KADES uygulamasına Kürtçe eklenmesi için İçişleri Bakanlığı'na başvuru

KADES uygulamasına Kürtçe eklenmesi için İçişleri Bakanlığı'na başvuru
Diyarbakır Barosu, kadına ve çocuklara yönelik şiddetin hızlı bir şekilde kolluk güçlerine bildirilmesi ve engellemesi amacıyla kurulan Kadın Acil Destek Uygulaması (KADES)'in Kürtçe hizmet vermesi için İçişleri Bakanlığı'na başvurdu.


Diyarbakır Barosu Kadın Hakları Merkezi Üyesi Çiğdem Sevimli ve Diyarbakır Barosu Kürtçe Dil Komisyonu Üyesi Diyarbakır Üyesi Elif Birikli, İçişleri Bakanlığı'na Kadın Acil Destek Uygulaması'nın (KADES) Kürtçe hizmet vermesi için İçişleri Bakanlığı'na talepte bulundu. Kadın Acil Destek İhbar Sistemi'nde Türkçe, Arapça, Farsça, İngilizce Rusça ve Fransızca hizmet verilmesine rağmen Kürtçeye yer verilmemesi tepkilere neden olmuştu

Mezopotamya Ajansı'nın haberine göre . Başvuruda"Türkiye'de yaşayan milyonlarca yurttaşın anadili Kürtçe olduğu gibi Kürtçe dışında başka bir dil bilmeyen pek çok yurttaş da bulunmaktadır.

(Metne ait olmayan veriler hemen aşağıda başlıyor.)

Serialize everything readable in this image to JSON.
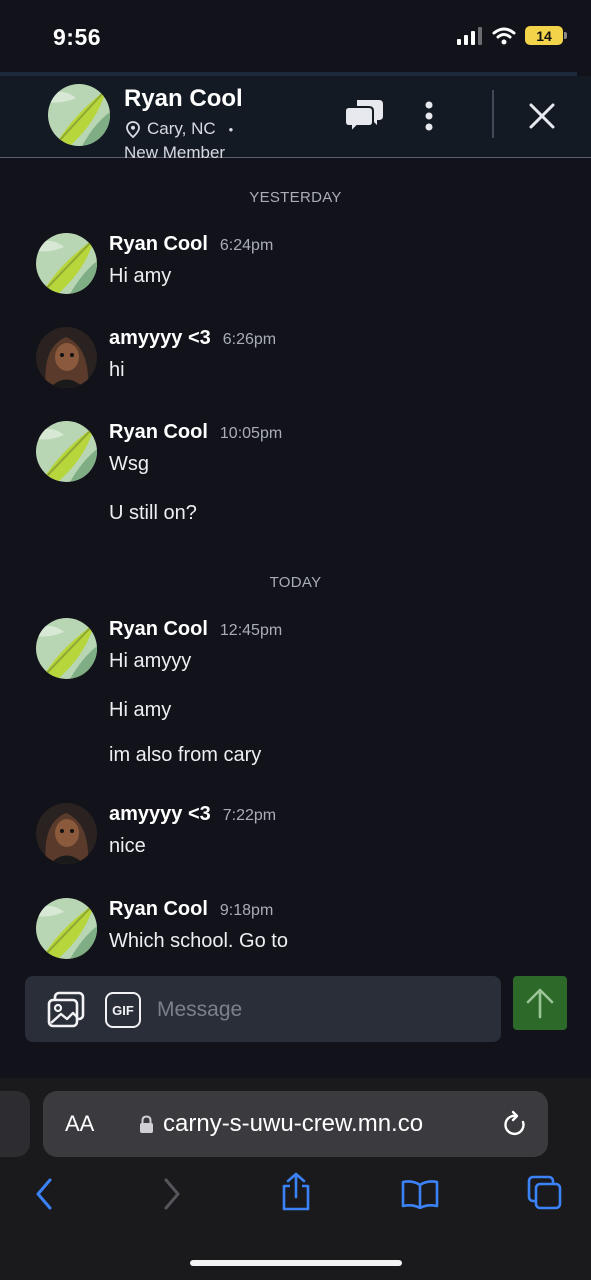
{
  "status_bar": {
    "time": "9:56",
    "battery": "14"
  },
  "header": {
    "name": "Ryan Cool",
    "location": "Cary, NC",
    "dot": "•",
    "member": "New Member"
  },
  "days": {
    "yesterday": "YESTERDAY",
    "today": "TODAY"
  },
  "messages": [
    {
      "name": "Ryan Cool",
      "time": "6:24pm",
      "lines": [
        "Hi amy"
      ]
    },
    {
      "name": "amyyyy <3",
      "time": "6:26pm",
      "lines": [
        "hi"
      ]
    },
    {
      "name": "Ryan Cool",
      "time": "10:05pm",
      "lines": [
        "Wsg",
        "U still on?"
      ]
    },
    {
      "name": "Ryan Cool",
      "time": "12:45pm",
      "lines": [
        "Hi amyyy",
        "Hi amy",
        "im also from cary"
      ]
    },
    {
      "name": "amyyyy <3",
      "time": "7:22pm",
      "lines": [
        "nice"
      ]
    },
    {
      "name": "Ryan Cool",
      "time": "9:18pm",
      "lines": [
        "Which school. Go to"
      ]
    }
  ],
  "composer": {
    "gif_label": "GIF",
    "placeholder": "Message"
  },
  "browser": {
    "aa": "AA",
    "url": "carny-s-uwu-crew.mn.co"
  },
  "colors": {
    "background": "#12131a",
    "send": "#2d6a2a",
    "ios_blue": "#3b82f6"
  }
}
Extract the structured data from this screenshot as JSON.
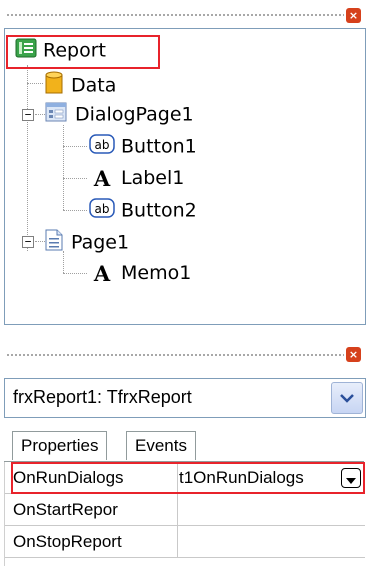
{
  "report_tree": {
    "items": [
      {
        "label": "Report",
        "icon": "report-icon"
      },
      {
        "label": "Data",
        "icon": "database-icon"
      },
      {
        "label": "DialogPage1",
        "icon": "dialog-page-icon"
      },
      {
        "label": "Button1",
        "icon": "button-ab-icon"
      },
      {
        "label": "Label1",
        "icon": "label-a-icon"
      },
      {
        "label": "Button2",
        "icon": "button-ab-icon"
      },
      {
        "label": "Page1",
        "icon": "page-icon"
      },
      {
        "label": "Memo1",
        "icon": "memo-a-icon"
      }
    ],
    "toggles": {
      "collapse": "−"
    }
  },
  "close_glyph": "×",
  "object_selector": {
    "value": "frxReport1: TfrxReport"
  },
  "inspector": {
    "tabs": [
      "Properties",
      "Events"
    ],
    "rows": [
      {
        "name": "OnRunDialogs",
        "value": "t1OnRunDialogs"
      },
      {
        "name": "OnStartRepor",
        "value": ""
      },
      {
        "name": "OnStopReport",
        "value": ""
      }
    ]
  },
  "colors": {
    "highlight": "#e8232b",
    "close": "#d6411c"
  }
}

Kadına yönelik şiddetin spesifik olarak ekonomik, sosyal, ırki, dini ve dili parametrelerle ortaya çıkmadığı aşikardır. Maalesef yeryüzünde her kadın bu şiddetin potansiyel mağduru konumundadır. Bu nedenle kadına yönelmiş şiddetin önlenmesi, şiddete maruz kalmış kadınların korunması maksadıyla oluşturulmuş bir uygulamanın, ülkede var olan konuşulan diller çerçevesinde hizmet vermesi gerekmektedir. Bu durum dezavantajlı gruplar arasında yer alan kadın kullandığı dil nedeniyle başkaca bir mağduriyet yaşanmaması için oldukça elzemdir" denildi.

Baronun Kürtçe Dil Komisyonu Üyesi Avukat Elif Birikli "Kadın ve çocuklar dezavantajlı gruplar arasında yer alıyor. 7 Mart'ta KADES'e Türkçeye ek olarak 5 dil daha eklendi, fakat bu dillerin arasında Kürtçe ve lehçeleri yer almadı. Bu da aslında dezavantajlı olan grupları başka bir mağduriyet konumuna getiriyor. Türkiye'de anadili Kürtçe olan milyonlarca insan yaşamakta ve Kürtçe dışında başka bir dille kendini anlatamayan, anlamayan binlerce insan yaşamakta. Şiddet dediğimiz mefhum sadece dile, ırka yönelmiş bir mefhum değil, kadın olmaktan gelen, herkesin potansiyel mağdur olabileceği bir alan bu yüzden de dil konusunda bir ayrımcılık yapılması temelde zaten hukuka aykırı. Dil konusunda böylesi bir tavır ve strateji sergilenmesi tarafımızca bu başvuruyu yapmayı gerekli kılmıştır" diye konuştu.